Reasons why Abbas has not done this remain largely speculative, but a good guess might be that Abbas is concerned that the protests would turn violent and spiral into a new intifada, much like the Second Intifada of 2000 to 2005. Abbas knows that could lead to the massive Israeli retaliation that he worries would only make daily life for Palestinians worse.
Furthermore, Abbas is aware that he would be held responsible by Israel for any violent escalation. It was only some twelve years ago that Abbas, as a senior figure in the Palestinian Authority, saw Israeli forces destroy much of then-Palestinian President Yasser Arafat’s compound in Ramallah-–leaving Arafat with very limited space in which to take refuge-–in retaliation for the violent intifada Israel believed Arafat was instrumental in fomenting. Abbas certainly does not want this to happen again.
A diplomatic spree at the U.N.-–and even a bid at the ICC-–simply carries much less risk of backfiring in such dramatic proportions. Therefore, with all these factors considered, the U.N. and ICC route is the only option left for Abbas and the Palestinian Authority.

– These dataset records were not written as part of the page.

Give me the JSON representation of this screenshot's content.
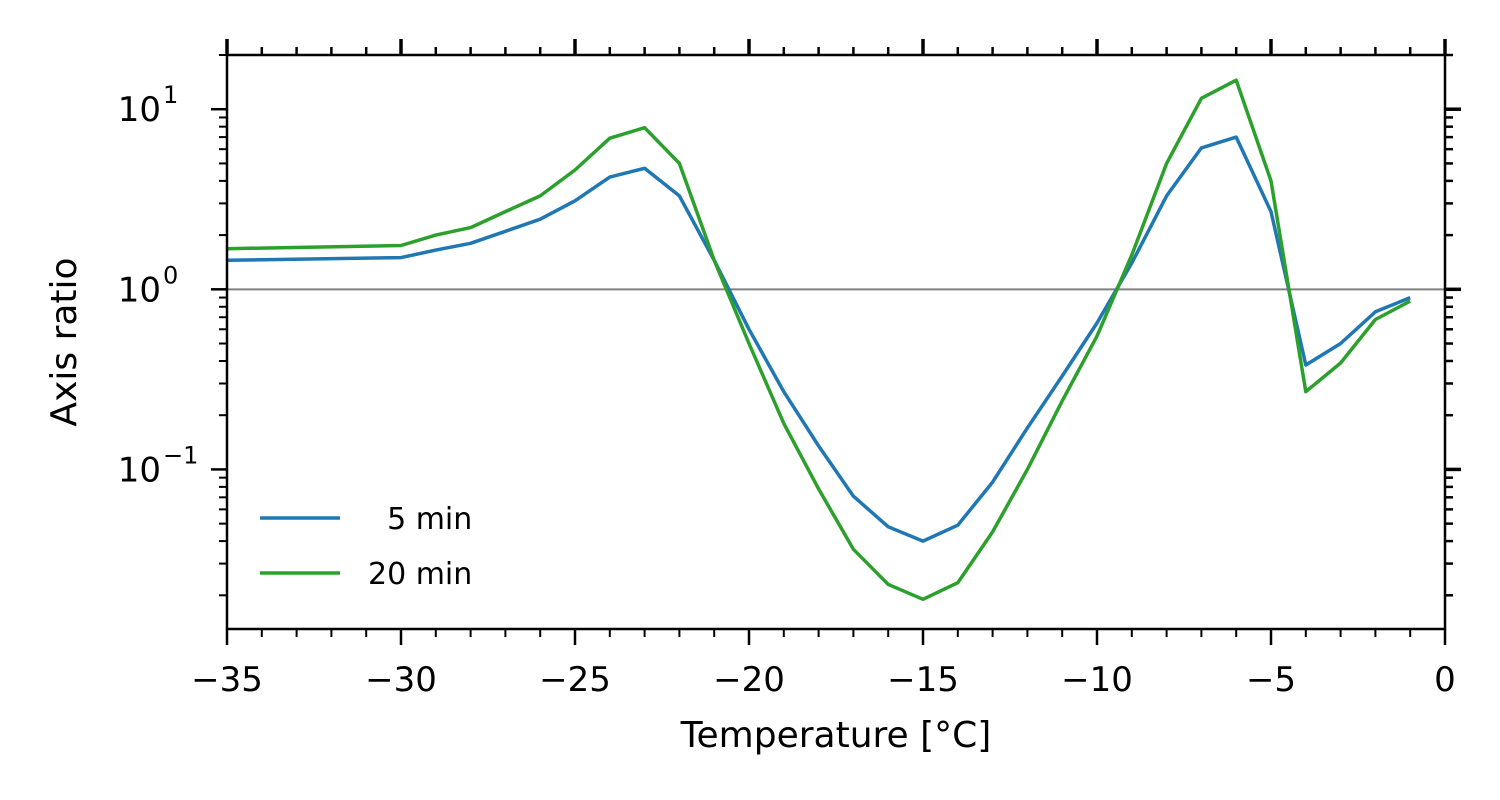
{
  "chart_data": {
    "type": "line",
    "xlabel": "Temperature [°C]",
    "ylabel": "Axis ratio",
    "xlim": [
      -35,
      0
    ],
    "ylim": [
      0.013,
      20
    ],
    "yscale": "log",
    "x_ticks": [
      {
        "value": -35,
        "label": "−35"
      },
      {
        "value": -30,
        "label": "−30"
      },
      {
        "value": -25,
        "label": "−25"
      },
      {
        "value": -20,
        "label": "−20"
      },
      {
        "value": -15,
        "label": "−15"
      },
      {
        "value": -10,
        "label": "−10"
      },
      {
        "value": -5,
        "label": "−5"
      },
      {
        "value": 0,
        "label": "0"
      }
    ],
    "y_ticks": [
      {
        "value": 10,
        "base": "10",
        "exp": "1"
      },
      {
        "value": 1,
        "base": "10",
        "exp": "0"
      },
      {
        "value": 0.1,
        "base": "10",
        "exp": "−1"
      }
    ],
    "reference_line": {
      "y": 1,
      "color": "#808080"
    },
    "legend": {
      "position": "lower-left"
    },
    "grid": false,
    "series": [
      {
        "name": "  5 min",
        "color": "#1f77b4",
        "x": [
          -35,
          -30,
          -29,
          -28,
          -27,
          -26,
          -25,
          -24,
          -23,
          -22,
          -21,
          -20,
          -19,
          -18,
          -17,
          -16,
          -15,
          -14,
          -13,
          -12,
          -11,
          -10,
          -9,
          -8,
          -7,
          -6,
          -5,
          -4,
          -3,
          -2,
          -1
        ],
        "y": [
          1.45,
          1.5,
          1.65,
          1.8,
          2.1,
          2.45,
          3.1,
          4.2,
          4.7,
          3.3,
          1.45,
          0.6,
          0.27,
          0.135,
          0.071,
          0.048,
          0.04,
          0.049,
          0.085,
          0.17,
          0.33,
          0.65,
          1.4,
          3.3,
          6.1,
          7.0,
          2.7,
          0.38,
          0.5,
          0.75,
          0.9
        ]
      },
      {
        "name": "20 min",
        "color": "#2ca02c",
        "x": [
          -35,
          -30,
          -29,
          -28,
          -27,
          -26,
          -25,
          -24,
          -23,
          -22,
          -21,
          -20,
          -19,
          -18,
          -17,
          -16,
          -15,
          -14,
          -13,
          -12,
          -11,
          -10,
          -9,
          -8,
          -7,
          -6,
          -5,
          -4,
          -3,
          -2,
          -1
        ],
        "y": [
          1.68,
          1.75,
          2.0,
          2.2,
          2.7,
          3.3,
          4.6,
          6.9,
          7.9,
          5.0,
          1.45,
          0.5,
          0.18,
          0.078,
          0.036,
          0.023,
          0.019,
          0.0235,
          0.045,
          0.1,
          0.24,
          0.55,
          1.55,
          5.0,
          11.5,
          14.5,
          4.0,
          0.27,
          0.39,
          0.68,
          0.86
        ]
      }
    ]
  }
}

Two developments to look out for, however, are Secretary of State John Kerry’s continued efforts to revive peace talks and the outcome of the upcoming Israeli elections on March 17. Kerry has not given up on getting the Israelis and Palestinians back to the negotiating table. This seems rather unlikely with the present Israeli government headed by Prime Minister Binyamin Netanyahu, which refuses to release more prisoners or freeze settlements as a precondition and does not seem to be in any rush to negotiate. Yet if a new government headed by Labor party leader Isaac Herzog and Tzipi Livni is elected, we may see some crafty maneuvering by Israel in order to get back to the table with the Palestinians.

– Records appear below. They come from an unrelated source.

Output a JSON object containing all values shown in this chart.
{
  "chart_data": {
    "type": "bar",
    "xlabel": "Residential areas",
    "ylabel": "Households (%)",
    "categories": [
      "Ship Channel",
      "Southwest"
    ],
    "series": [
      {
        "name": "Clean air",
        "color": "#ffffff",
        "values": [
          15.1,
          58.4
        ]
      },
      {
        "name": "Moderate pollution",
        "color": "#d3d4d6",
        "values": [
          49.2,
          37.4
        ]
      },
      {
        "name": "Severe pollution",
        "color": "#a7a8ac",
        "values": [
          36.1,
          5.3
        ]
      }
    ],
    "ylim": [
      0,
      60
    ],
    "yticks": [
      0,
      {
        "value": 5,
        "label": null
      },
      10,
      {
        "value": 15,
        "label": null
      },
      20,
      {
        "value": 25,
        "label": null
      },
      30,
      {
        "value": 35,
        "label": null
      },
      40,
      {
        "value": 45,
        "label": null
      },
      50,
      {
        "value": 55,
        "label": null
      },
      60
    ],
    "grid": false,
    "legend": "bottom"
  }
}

Both Herzog and Livni believe it is in Israel’s vital interest to negotiate a two-state solution with the Palestinians and may be willing to freeze settlements, release prisoners or make other significant gestures to get the Palestinian Authority to negotiate. Abbas, for his part, has historically been willing to negotiate if the right incentives are offered. Furthermore, Abbas is not officially eligible to submit a case to the ICC until April 1, 2015 (when Palestine officially becomes an ICC member)-–coincidentally just two weeks after the Israeli elections. If a more conciliatory Israeli government emerges from those elections that makes concrete gestures to Abbas, it is not completely unfathomable that Abbas would postpone bringing a case to the court.
Regarding America’s Secretary of State, one must not underestimate the tenacity of John Kerry. Bent on finding a peaceful solution to the conflict as he is, it would not be out of character for Kerry to try multiple techniques in order to get the parties back to the table. He may yet pull something new out of his sleeve in order to bring this about. What exactly this would be likely depends on how the ICC bid unfolds and the outcome of the Israeli elections–multiplying the already numerous factors to take into consideration.